Trying to find something a kid genuinely wants (the magic of X-mas type of thing), but that still fills a need is tough...a backpack certainly fits that bill.

radiophilejapan said...

I agree fully with the OP and all the comments. FHA seems indeed to be a time bomb. Not to mention the unfair distribution of income it drives.
In a consumer society like ours it is difficult to resist to the allure of nice gadgets or brandname outfits at the expense of more basic needs, leading to incongruences like this.

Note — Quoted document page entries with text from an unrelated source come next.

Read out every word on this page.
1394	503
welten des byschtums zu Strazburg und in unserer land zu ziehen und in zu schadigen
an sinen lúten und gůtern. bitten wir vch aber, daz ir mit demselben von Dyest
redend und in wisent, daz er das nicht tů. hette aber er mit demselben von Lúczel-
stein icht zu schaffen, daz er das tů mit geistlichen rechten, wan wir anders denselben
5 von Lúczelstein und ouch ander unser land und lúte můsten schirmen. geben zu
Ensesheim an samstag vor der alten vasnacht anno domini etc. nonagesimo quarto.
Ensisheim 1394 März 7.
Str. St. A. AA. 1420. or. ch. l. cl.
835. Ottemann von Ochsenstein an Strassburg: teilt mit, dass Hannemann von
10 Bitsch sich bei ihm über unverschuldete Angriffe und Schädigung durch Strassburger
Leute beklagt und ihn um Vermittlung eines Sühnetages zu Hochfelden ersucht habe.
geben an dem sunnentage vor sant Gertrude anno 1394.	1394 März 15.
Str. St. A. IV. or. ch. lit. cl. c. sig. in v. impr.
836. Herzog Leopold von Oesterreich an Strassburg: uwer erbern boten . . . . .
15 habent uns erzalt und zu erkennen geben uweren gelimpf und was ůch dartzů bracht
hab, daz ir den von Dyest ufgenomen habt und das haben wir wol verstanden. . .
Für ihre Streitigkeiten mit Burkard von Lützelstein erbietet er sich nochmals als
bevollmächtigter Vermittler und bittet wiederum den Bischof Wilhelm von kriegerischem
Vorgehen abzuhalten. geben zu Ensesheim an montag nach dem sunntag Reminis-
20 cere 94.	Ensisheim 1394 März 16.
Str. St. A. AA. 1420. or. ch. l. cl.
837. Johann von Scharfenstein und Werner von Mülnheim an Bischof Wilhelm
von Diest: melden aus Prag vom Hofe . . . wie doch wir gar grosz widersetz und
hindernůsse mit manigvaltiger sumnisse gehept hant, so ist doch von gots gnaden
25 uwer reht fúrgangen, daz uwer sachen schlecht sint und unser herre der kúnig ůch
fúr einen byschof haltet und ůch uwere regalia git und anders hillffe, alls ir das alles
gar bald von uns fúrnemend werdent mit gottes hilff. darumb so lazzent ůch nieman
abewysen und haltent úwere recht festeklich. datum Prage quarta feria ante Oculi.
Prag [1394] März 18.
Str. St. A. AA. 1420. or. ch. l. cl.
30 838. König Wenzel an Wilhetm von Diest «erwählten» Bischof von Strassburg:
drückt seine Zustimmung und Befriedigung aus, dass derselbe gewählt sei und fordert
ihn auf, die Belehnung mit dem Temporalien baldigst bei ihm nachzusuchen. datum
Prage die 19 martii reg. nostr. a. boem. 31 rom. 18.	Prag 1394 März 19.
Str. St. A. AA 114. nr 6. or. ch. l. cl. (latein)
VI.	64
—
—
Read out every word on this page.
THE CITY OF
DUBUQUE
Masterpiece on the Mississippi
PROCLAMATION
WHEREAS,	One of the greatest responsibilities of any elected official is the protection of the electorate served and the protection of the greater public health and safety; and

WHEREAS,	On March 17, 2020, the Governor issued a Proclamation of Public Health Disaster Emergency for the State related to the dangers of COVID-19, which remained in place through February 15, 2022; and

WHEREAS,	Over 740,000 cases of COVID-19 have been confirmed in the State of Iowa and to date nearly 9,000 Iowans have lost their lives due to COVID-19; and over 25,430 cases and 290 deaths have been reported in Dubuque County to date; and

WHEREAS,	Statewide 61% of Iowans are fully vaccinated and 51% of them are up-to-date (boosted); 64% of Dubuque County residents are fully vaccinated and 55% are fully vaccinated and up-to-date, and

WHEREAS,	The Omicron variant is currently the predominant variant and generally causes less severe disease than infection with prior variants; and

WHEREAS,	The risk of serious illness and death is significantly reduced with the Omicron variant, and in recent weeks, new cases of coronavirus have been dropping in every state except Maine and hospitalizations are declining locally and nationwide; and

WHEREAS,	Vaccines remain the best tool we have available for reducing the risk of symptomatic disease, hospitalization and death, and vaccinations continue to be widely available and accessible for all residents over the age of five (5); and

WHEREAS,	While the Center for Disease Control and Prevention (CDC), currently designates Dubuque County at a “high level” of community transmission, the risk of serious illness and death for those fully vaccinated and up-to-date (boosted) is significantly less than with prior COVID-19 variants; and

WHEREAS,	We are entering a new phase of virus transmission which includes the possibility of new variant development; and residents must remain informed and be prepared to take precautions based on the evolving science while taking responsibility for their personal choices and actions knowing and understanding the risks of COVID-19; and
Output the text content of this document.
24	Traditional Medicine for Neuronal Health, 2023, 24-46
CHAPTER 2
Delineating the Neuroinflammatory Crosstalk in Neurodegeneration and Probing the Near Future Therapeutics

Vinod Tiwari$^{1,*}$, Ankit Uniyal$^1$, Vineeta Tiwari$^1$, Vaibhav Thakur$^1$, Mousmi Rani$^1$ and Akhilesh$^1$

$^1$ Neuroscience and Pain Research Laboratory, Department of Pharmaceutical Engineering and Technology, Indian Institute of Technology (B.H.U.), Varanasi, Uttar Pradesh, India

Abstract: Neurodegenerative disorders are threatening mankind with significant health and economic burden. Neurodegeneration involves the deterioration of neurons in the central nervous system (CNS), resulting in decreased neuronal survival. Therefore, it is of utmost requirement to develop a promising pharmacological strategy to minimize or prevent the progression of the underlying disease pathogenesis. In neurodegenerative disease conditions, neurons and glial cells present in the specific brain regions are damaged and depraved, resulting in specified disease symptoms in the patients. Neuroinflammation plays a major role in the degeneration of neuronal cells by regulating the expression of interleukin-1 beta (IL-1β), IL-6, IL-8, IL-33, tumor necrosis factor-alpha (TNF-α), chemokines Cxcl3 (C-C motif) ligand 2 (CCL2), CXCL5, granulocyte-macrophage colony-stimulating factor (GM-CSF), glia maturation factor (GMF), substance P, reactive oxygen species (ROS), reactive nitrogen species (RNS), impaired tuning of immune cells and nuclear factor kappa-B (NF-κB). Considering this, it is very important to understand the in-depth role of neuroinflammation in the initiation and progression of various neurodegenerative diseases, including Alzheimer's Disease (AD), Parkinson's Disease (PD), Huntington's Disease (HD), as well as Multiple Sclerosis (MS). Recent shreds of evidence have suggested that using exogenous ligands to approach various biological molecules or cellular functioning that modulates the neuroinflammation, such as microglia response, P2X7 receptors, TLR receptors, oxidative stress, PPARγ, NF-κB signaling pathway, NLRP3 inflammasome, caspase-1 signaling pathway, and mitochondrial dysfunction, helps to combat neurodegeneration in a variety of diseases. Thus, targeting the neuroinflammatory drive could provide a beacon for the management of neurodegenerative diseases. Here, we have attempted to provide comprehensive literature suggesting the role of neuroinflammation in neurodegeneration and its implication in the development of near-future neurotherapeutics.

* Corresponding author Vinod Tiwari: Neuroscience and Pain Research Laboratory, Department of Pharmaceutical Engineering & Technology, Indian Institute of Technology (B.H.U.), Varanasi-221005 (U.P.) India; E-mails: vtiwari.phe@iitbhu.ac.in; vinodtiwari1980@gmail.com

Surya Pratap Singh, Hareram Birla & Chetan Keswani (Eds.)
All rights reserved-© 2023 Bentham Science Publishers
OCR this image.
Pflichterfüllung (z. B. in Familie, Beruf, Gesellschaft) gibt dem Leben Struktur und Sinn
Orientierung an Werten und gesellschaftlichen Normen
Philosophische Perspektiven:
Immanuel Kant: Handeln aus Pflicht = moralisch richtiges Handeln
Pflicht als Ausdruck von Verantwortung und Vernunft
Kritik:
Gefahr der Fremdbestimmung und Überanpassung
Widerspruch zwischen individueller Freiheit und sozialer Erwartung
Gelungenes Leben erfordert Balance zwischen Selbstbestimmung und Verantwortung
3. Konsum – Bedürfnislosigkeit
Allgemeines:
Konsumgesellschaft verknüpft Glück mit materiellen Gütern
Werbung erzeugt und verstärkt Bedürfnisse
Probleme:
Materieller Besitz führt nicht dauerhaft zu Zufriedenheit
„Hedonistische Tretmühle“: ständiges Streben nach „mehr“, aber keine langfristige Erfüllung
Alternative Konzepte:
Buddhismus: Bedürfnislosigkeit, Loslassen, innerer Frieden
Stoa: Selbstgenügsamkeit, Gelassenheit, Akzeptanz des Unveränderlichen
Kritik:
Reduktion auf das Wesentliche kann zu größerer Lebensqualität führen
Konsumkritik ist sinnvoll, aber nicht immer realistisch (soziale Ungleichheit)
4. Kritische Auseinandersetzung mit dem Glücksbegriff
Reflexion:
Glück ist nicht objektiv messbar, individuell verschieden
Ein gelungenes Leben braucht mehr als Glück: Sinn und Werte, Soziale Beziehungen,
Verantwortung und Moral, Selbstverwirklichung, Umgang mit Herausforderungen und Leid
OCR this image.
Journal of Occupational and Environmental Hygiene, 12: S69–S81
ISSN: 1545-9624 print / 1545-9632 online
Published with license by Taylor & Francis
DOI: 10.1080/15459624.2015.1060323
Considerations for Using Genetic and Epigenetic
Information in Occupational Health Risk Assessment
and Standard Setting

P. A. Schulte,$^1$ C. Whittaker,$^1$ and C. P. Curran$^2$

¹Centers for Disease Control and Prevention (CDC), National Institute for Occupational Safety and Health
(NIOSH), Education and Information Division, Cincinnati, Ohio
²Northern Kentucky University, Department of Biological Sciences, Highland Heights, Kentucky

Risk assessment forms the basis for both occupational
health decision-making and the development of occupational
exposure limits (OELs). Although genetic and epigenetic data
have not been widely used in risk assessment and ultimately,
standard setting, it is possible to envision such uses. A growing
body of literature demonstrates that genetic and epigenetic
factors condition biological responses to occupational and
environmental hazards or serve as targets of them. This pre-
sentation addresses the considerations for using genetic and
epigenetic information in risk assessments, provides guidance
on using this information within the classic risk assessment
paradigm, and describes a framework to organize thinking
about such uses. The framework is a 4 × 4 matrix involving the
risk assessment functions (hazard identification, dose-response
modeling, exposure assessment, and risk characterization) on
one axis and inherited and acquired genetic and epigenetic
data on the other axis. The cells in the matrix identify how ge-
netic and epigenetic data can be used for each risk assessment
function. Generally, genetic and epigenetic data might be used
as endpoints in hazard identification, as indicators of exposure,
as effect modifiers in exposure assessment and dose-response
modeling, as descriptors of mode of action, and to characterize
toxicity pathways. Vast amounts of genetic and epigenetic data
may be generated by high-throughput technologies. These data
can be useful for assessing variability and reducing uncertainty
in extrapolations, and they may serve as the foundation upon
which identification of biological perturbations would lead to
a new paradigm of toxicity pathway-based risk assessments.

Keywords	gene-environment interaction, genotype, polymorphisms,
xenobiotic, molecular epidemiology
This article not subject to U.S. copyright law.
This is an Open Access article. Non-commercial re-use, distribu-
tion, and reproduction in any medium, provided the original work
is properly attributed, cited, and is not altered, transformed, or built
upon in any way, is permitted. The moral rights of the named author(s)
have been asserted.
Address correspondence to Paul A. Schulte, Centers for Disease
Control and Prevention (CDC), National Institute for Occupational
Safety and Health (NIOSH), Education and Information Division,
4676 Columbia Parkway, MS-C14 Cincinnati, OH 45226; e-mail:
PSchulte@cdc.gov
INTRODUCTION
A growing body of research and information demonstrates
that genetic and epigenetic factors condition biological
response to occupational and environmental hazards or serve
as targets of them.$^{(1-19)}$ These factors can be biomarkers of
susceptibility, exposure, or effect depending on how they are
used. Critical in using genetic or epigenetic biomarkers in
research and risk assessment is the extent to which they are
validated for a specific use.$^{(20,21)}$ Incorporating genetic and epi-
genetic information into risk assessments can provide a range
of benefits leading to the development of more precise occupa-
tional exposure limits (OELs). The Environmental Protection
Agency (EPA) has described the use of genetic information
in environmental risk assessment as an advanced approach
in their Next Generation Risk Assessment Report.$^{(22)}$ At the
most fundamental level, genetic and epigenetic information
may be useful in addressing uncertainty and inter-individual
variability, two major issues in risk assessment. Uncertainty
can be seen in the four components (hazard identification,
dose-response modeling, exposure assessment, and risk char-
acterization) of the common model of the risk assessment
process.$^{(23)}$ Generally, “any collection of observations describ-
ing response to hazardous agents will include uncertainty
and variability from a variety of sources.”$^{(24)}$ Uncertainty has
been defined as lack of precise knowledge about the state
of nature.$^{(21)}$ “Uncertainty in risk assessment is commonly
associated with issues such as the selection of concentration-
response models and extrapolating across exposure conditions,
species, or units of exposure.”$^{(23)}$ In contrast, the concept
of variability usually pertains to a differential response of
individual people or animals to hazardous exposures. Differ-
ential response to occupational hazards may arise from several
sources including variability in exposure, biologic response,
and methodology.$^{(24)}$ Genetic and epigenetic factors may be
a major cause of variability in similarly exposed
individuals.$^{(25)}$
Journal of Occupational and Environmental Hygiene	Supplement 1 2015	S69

Sold in '05- Bought in '09 said...

The FHA limits were a "temporary" extension. Congress has to re-up this every year. They appear to have recently passed the extension through 2010.


Giacomo said...

Yes, agreed, especially about the FHA.

If I see a theme here: the problem is with the nature of middlemen (and associated bureaucracies). The FHA lends someone else's money to third parties (in pursuit of a political agenda). Likewise, so many "charity" groups want to collect YOUR money and then decide for you how to distribute it.
No wonder there is so much waste, and so many bad decisions -- what are the consequences when it's not their money?

I was a visitor at a local Lodge meeting recently. They had just had a fundraiser for Make A Wish; they pocketed 50% of the event proceeds -- WTH!? How much better if the donors had just given directly.

This year we're just walking into the local food bank with a donation. I'm not sure what kids want, but I know they have to eat.

PeonInChief said...

I agree with the first, and disagree with the second, although what the FHA limit really means is that the federal government is now insuring almost all the mortgages in the country. We can only hope that they don't screw up as badly as the private sector did.

If I were a poor kid, I sure wouldn't want to ask for a backpack. I'd want a gift card for an ipod (and I'd probably spend it on same). What I wouldn't want is for the kid to ask for something that s/he thought was "acceptable" to the middle class people buying the gift.

patient renter said...

"acceptable" to the middle class people buying the gift

That's an interesting point, why not give the kid what they want?

In a low income area where a friend works as a teacher many of the families have an odd set of priorities - ex: giant flatscreen in the living room wired with makeshift electrical, donated food in the cupboard, cellphones for every member of the household, broken plumbing in the bathroom. I've never been sure what to make of it.

Bryan said...

Hey it's Christmas! Time for wishing and merriment. I figure, I'm not here to set people's lives in order. I'm just lining up to make a couple kids' wishes come true at Christmas, if feasible for me. If they want an ipod, and I can afford it and want to give it, then fine. It makes me happy. Merry Christmas!

Having said that, the gov't shouldn't be in the same wish-fulfillment business, so I'm obviously with you on the FHA thing.

sacramentia said...

I agree with all of your points and think giving should be an individual decision.

I really don't like the government deciding how to give money away in various programs like the FHA loans. I'd actually be happier if there was no limit -or- no program at all.

Jeff T said...

What if the wish for a gift certificate for an iPod was an act of altruism and the gift would be used to give to someone else?

Having been on both ends of the economic spectrum Christmas can be both a blessing and a disappointment.

Give what you feel is appropriate but judgement comes from a higher power. God bless for any and all that is given.

Cristine said...

great post... I agree on both points.